This is the silver mining camp at Bazar Dara in the Tajik Pamirs: a barrel shaped cabin on leaf springs equipped with a kitchen, four beds and central heating; barracks for the miners; a hangar for the equipment; a coal-fired sauna; and an improvised outdoor gym with an iron bar for pull-ups, a wooden bench and some weights made from an old truck wheel. Over the winter, from November to April or May, the camp is completely cut off from the outside world. Work in the mines is suspended. One employee, together with his wife and family, guards the camp. There is a portable DVD player and four boxes of DVDs, and also satellite TV, but the receiver needs repairing.
Bazar Dara was not always as isolated and remote as it feels now.
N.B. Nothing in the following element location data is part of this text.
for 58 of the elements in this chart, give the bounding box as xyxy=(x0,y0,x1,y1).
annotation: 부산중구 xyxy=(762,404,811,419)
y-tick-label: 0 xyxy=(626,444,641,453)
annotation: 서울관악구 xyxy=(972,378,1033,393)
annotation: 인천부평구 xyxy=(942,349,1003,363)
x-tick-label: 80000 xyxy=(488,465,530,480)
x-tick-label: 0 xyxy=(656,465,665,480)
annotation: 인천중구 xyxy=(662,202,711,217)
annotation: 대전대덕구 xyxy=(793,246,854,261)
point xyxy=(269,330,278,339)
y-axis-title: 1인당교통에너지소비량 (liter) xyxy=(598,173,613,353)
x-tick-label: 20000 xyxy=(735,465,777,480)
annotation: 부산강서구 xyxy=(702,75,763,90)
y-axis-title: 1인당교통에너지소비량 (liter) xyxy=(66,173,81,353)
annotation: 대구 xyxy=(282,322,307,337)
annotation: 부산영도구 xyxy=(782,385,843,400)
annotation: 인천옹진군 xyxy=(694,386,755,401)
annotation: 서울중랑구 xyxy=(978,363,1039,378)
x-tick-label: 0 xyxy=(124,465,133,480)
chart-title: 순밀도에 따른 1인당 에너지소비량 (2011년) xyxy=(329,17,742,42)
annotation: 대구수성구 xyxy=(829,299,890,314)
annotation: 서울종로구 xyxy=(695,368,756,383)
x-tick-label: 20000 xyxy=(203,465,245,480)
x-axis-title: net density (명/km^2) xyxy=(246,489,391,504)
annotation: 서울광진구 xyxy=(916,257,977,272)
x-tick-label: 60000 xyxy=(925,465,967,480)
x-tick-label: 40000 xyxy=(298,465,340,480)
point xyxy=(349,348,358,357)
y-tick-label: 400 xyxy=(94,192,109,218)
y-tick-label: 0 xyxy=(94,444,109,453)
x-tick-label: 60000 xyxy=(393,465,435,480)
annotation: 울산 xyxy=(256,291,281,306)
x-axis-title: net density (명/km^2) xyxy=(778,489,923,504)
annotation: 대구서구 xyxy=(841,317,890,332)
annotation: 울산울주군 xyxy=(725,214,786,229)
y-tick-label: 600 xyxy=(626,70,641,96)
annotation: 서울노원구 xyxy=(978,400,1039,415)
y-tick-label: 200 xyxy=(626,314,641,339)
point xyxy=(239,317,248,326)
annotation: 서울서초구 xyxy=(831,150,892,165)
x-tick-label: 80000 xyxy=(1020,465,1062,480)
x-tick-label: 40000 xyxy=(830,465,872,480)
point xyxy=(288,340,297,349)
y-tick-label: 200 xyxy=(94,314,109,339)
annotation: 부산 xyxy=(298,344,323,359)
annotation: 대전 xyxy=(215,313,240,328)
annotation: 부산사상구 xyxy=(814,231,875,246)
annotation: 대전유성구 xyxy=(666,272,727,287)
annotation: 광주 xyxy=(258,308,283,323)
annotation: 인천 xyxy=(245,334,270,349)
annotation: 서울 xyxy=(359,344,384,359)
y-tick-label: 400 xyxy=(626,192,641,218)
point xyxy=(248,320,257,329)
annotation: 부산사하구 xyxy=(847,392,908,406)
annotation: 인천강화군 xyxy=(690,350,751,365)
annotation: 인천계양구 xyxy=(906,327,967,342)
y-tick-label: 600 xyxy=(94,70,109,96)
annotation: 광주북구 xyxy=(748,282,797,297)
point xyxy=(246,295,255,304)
In the 11th century, a few kilometres further down the valley, there was a bustling mining and trading town with more than eighty houses, a caravansary, and silver processing facilities. At some point, for reasons unknown, the town and mines were abandoned.
Centuries later, in the 1970s, a Soviet geological expedition spent one summer in Bazar Dara digging a drift and prospecting for silver veins. In 2007, a Kazakh-Dutch consortium came in and continued mapping deposits. This year the Kazakhs left the joint venture and the Dutch sold the enterprise to a Chinese company.
Much uncertainty is in the air. Will the Chinese really come and stay? And will they provide employment in the way their Kazakh-Dutch predecessors did? How to communicate with them, given that their translator speaks no Tajik and barely any Russian? And last but not least, what to cook for them, and what would they get to eat themselves? The only provisions the Chinese delegation visiting the camp left behind were a box of instant noodles and tinned fish in fermented soy bean paste, which nobody developed a liking for.
Hopefully, the Chinese will at least help fix the satellite dish before the winter comes, they say.